I'm not sure I can detect hue collapse yet, but I'm looking at your videos and others.
Hi@@BoboTheImp
The HUE shift has nothing to do with the Abney effect. The Abney effect describes the perceived color shift by the stimulus that occurs when white light is added to the light of a monochromatic light source. What you see in the video is a result of the ACES color transform protocol which does it wrong. The Abney effect would occur when you have a blue color being desaturated towards white. The stimulus lets your eyes and brain see purple colors in between. When you use a colored pure blue light source shining onto a white background the background looks blueish. If you raise the light intensity the background will get brighter but not bluer than blue.
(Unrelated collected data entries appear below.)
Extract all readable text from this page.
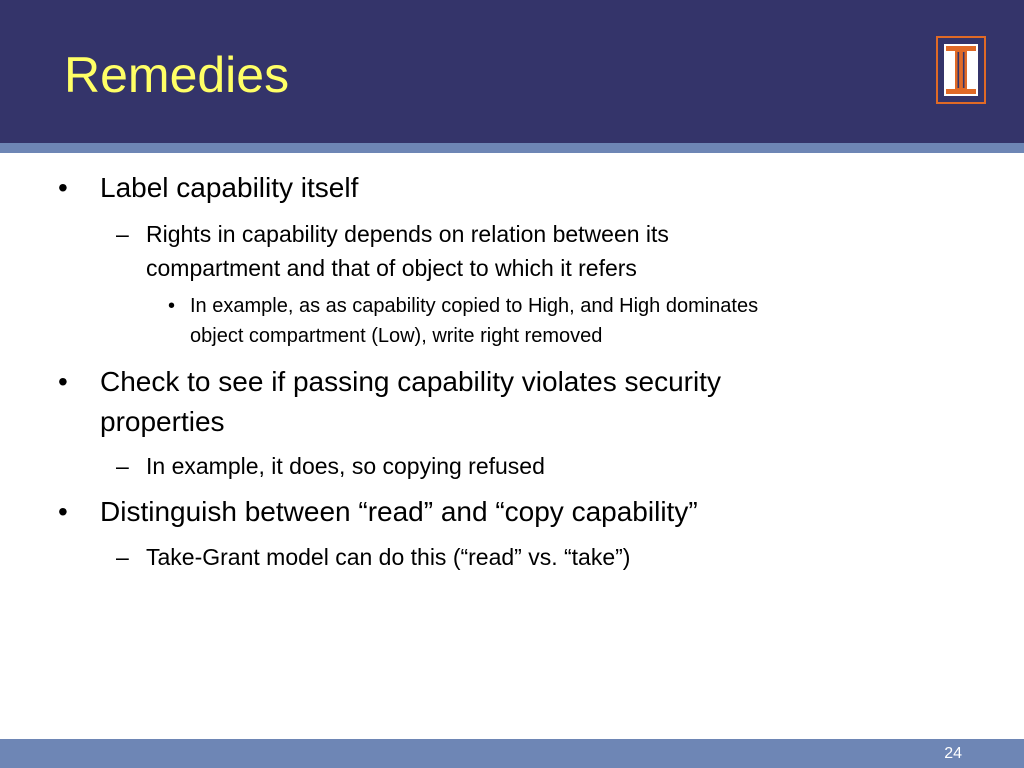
Remedies
• Label capability itself
– Rights in capability depends on relation between its
compartment and that of object to which it refers
• In example, as as capability copied to High, and High dominates
object compartment (Low), write right removed
• Check to see if passing capability violates security
properties
– In example, it does, so copying refused
• Distinguish between “read” and “copy capability”
– Take-Grant model can do this (“read” vs. “take”)
24
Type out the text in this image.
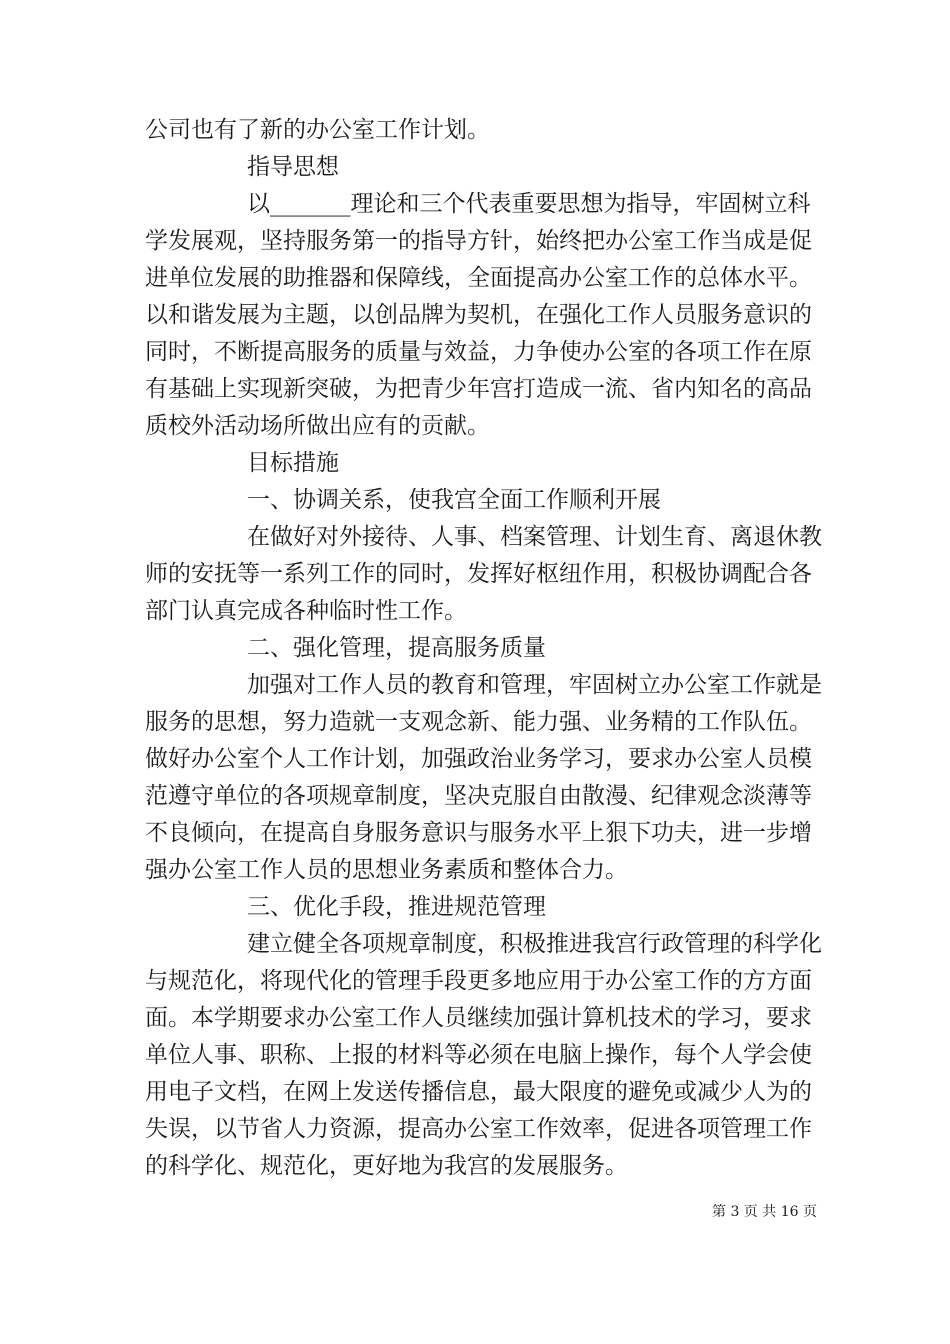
公司也有了新的办公室工作计划。
指导思想
以_______理论和三个代表重要思想为指导，牢固树立科
学发展观，坚持服务第一的指导方针，始终把办公室工作当成是促
进单位发展的助推器和保障线，全面提高办公室工作的总体水平。
以和谐发展为主题，以创品牌为契机，在强化工作人员服务意识的
同时，不断提高服务的质量与效益，力争使办公室的各项工作在原
有基础上实现新突破，为把青少年宫打造成一流、省内知名的高品
质校外活动场所做出应有的贡献。
目标措施
一、协调关系，使我宫全面工作顺利开展
在做好对外接待、人事、档案管理、计划生育、离退休教
师的安抚等一系列工作的同时，发挥好枢纽作用，积极协调配合各
部门认真完成各种临时性工作。
二、强化管理，提高服务质量
加强对工作人员的教育和管理，牢固树立办公室工作就是
服务的思想，努力造就一支观念新、能力强、业务精的工作队伍。
做好办公室个人工作计划，加强政治业务学习，要求办公室人员模
范遵守单位的各项规章制度，坚决克服自由散漫、纪律观念淡薄等
不良倾向，在提高自身服务意识与服务水平上狠下功夫，进一步增
强办公室工作人员的思想业务素质和整体合力。
三、优化手段，推进规范管理
建立健全各项规章制度，积极推进我宫行政管理的科学化
与规范化，将现代化的管理手段更多地应用于办公室工作的方方面
面。本学期要求办公室工作人员继续加强计算机技术的学习，要求
单位人事、职称、上报的材料等必须在电脑上操作，每个人学会使
用电子文档，在网上发送传播信息，最大限度的避免或减少人为的
失误，以节省人力资源，提高办公室工作效率，促进各项管理工作
的科学化、规范化，更好地为我宫的发展服务。
第 3 页 共 16 页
That's what AgX is doing correctly. And this is the problem with the ACES View Transform. ACES tries to keep the purity of colors and doesn't desaturate the colors toward white. This ends up in a HUE collapse because there is no higher blue than the blue of the HUE spectrum. The color shift from blue to purple is a specific error in the protocol. The newer ACES 2.0 is doing something similar to AgX now in this scene. But it still looks oversaturated. Now folks would say that this is fine now but when you do further tests with a a different setup (check my latest videos) you will still get bad results while AgX is doing it perfectly. Troy Sobotka has published an archive of EXR images with extreme situations on GitHub for testing. The only protocol which is able to deal with all of them is AgX. Every other protocol fails. Especially ACES.